Néanmoins, ma préoccupation essentielle est Vanessa. C’est pour cette raison, aussi, que j’ai choisi ce genre d’activité. Ainsi, je ne suis jamais loin d’elle, et je peux intervenir à tous moments si elle a besoin de moi en quoique ce soit. Comme elle perd parfois la mémoire, je suis là pour l’aider. Quand certaines activités sont difficiles pour elles, je suis présent pour lui porter assistance. 

Cependant, contrairement à moi, de temps en temps, Vanessa a besoin de sortir un peu pour se promener, par exemple. Par ailleurs, le fait qu’elle désire aller s’aérer me pousse aussi à sortir de mon refuge pour l’accompagner, et cela ne peut me faire que le plus grand mien.

C’est pour cette raison qu’il y a à peu près un an désormais, la curatrice de Vanessa, Madame Lecarpentier, et moi, avons entamé des démarches auprès de la MDPH de Cherbourg. Celles-ci avaient pour but que nous puissions avoir quelqu’un qui puisse emmener Vanessa de temps en temps se promener là où elle le désirait : faire des magasins, aller se promener sur un sentier forestier, au bord de la mer, effectuer quelques courses que nous n’achetons pas par internet.

L’attente a été longue, mais finalement, en Décembre dernier, elle a positivement abouti. Hélas, une fois encore, alors que la démarche était censée être rattachée à une demande de notre couple – que je puisse accompagner parfois Vanessa dans ces sorties était un point que nous avions souligné -, elle n’a été accordée qu’à Vanessa. Il est vrai que c’est via sa curatrice que nous l’avons effectuée, et par là même, comprise comme émanant uniquement de Vanessa.

Ce n’est pas la première fois, hélas, que de tels quiproquos se produisent. Il est fréquent que des demandes qui nous concernent tous deux soient uniquement accordées à Vanessa. La dernière en date est le renouvellement de la carte bancaire liée à notre compte joint. Celle-ci a été attribuée à Vanessa, et seulement à Vanessa. Parce que cette démarche est passée par la curatrice de Vanessa, alors que ça n’avait rien à voir avec le compte bancaire personnel de Vanessa, ou mon compte bancaire personnel. Il s’agissait de notre compte joint, que nous utilisons tous deux au quotidien pour nos dépenses journalières.

Mais tant pis. Comme je n’ai jamais fait de démarche pour moi-même, hors celle tous les dix ans concernant mon renouvellement de reconnaissance de travailleur handicapé, et donc de mon AAH, je suis toujours l’oublié des démarches concernant Vanessa.

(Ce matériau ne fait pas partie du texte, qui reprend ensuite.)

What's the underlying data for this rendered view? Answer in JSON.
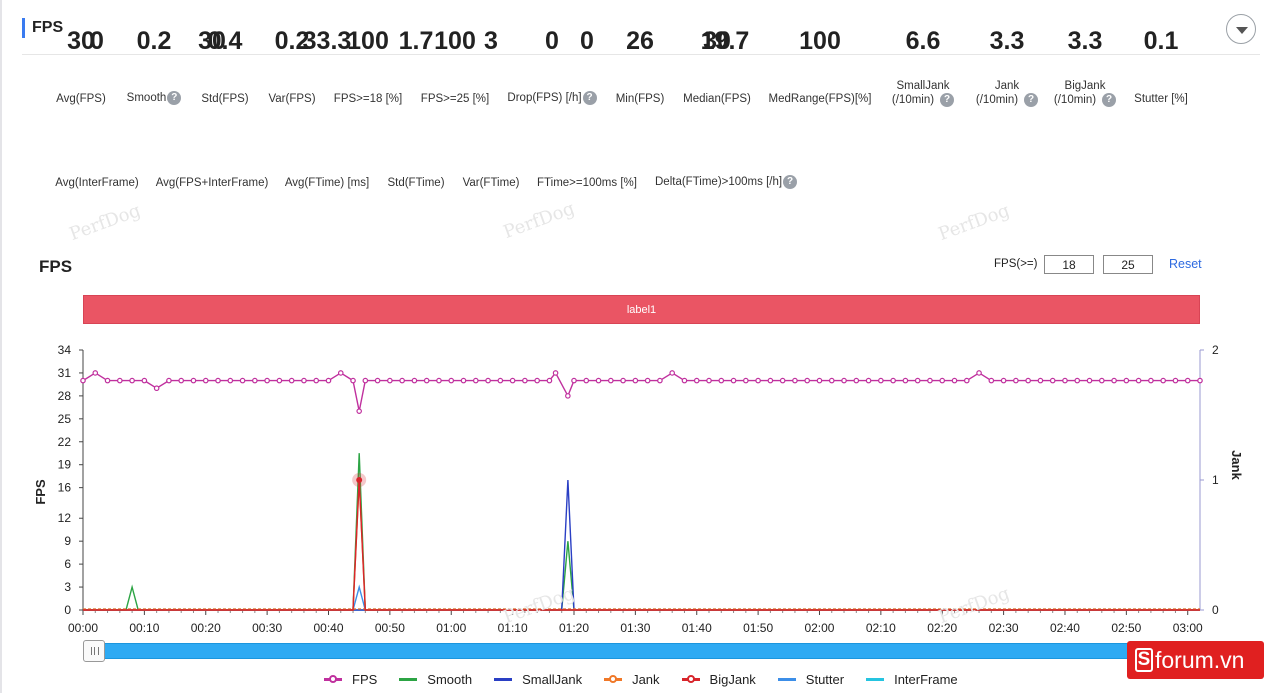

Ce qui est d’autant plus scandaleux que ces démarches faites pour Vanessa, c’est moi – parfois accompagné de sa curatrice, parfois sans, parce que nous n’avons pas besoin de son intervention – qui m’y emploie.

Non pas pour que j’en bénéficie, qui plus est. Mais pour qu’elle en bénéficie en priorité ; et ce, même si ça rejaillit forcément sur moi puisque je suis son compagnon. Nous sommes, de plus, pacsés depuis 2012. Cependant, systématiquement, si les différents services administratifs se préoccupent de Vanessa, ils ne supposent pas un instant que les décisions qu’ils prennent peuvent avoir des conséquences sur moi.

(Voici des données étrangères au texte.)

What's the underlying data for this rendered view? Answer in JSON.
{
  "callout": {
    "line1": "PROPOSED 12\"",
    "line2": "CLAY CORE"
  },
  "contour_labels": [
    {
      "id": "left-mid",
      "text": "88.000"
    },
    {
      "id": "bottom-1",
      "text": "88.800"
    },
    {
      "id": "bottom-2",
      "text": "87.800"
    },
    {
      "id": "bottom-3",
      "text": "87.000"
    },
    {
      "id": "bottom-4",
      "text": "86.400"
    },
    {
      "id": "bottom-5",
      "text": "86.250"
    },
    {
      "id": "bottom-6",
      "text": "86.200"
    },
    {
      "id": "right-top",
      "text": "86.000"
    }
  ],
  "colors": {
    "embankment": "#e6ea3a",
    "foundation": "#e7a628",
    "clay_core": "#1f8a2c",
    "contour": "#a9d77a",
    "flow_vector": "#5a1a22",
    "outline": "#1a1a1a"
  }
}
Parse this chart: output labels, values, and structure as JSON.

En tout état de cause, et c’est là où je veux enfin en venir, au mois de Janvier, une accompagnatrice a été attribuée à Vanessa. Celle-ci, Madame Catherine Colas, de l’ADMR de Valognes, s’est présentée à notre domicile. Le mardi, nous recevions un coup de téléphone de Brigitte Desplanques, la responsable de l’ADMR de Valognes. Elle nous a prévenu que cette Madame Colas viendrait chez nous pour faire faire un promenade à Vanessa, dès le lendemain.

Forcément, et Vanessa, et moi, avons aussitôt été stressé par cette précipitation, alors que nul nous avait prévenu disons quelques jours plus tôt afin que nous nous y préparions. Je dois avouer qu’autant Vanessa que moi avons été stressé jusqu’à son arrivée. Et si Vanessa le montrait moins, moi, je le ressentais fortement. Ceux et celles qui me connaissent bien et depuis longtemps vous diront qu’il ne faut pas grand-chose pour me bousculer, m’angoisser, faire monter en moi des bouffées d’anxiété.

Alors, que tout cela soit déterminé du jour au lendemain, n’a fait qu’amplifier ce phénomène.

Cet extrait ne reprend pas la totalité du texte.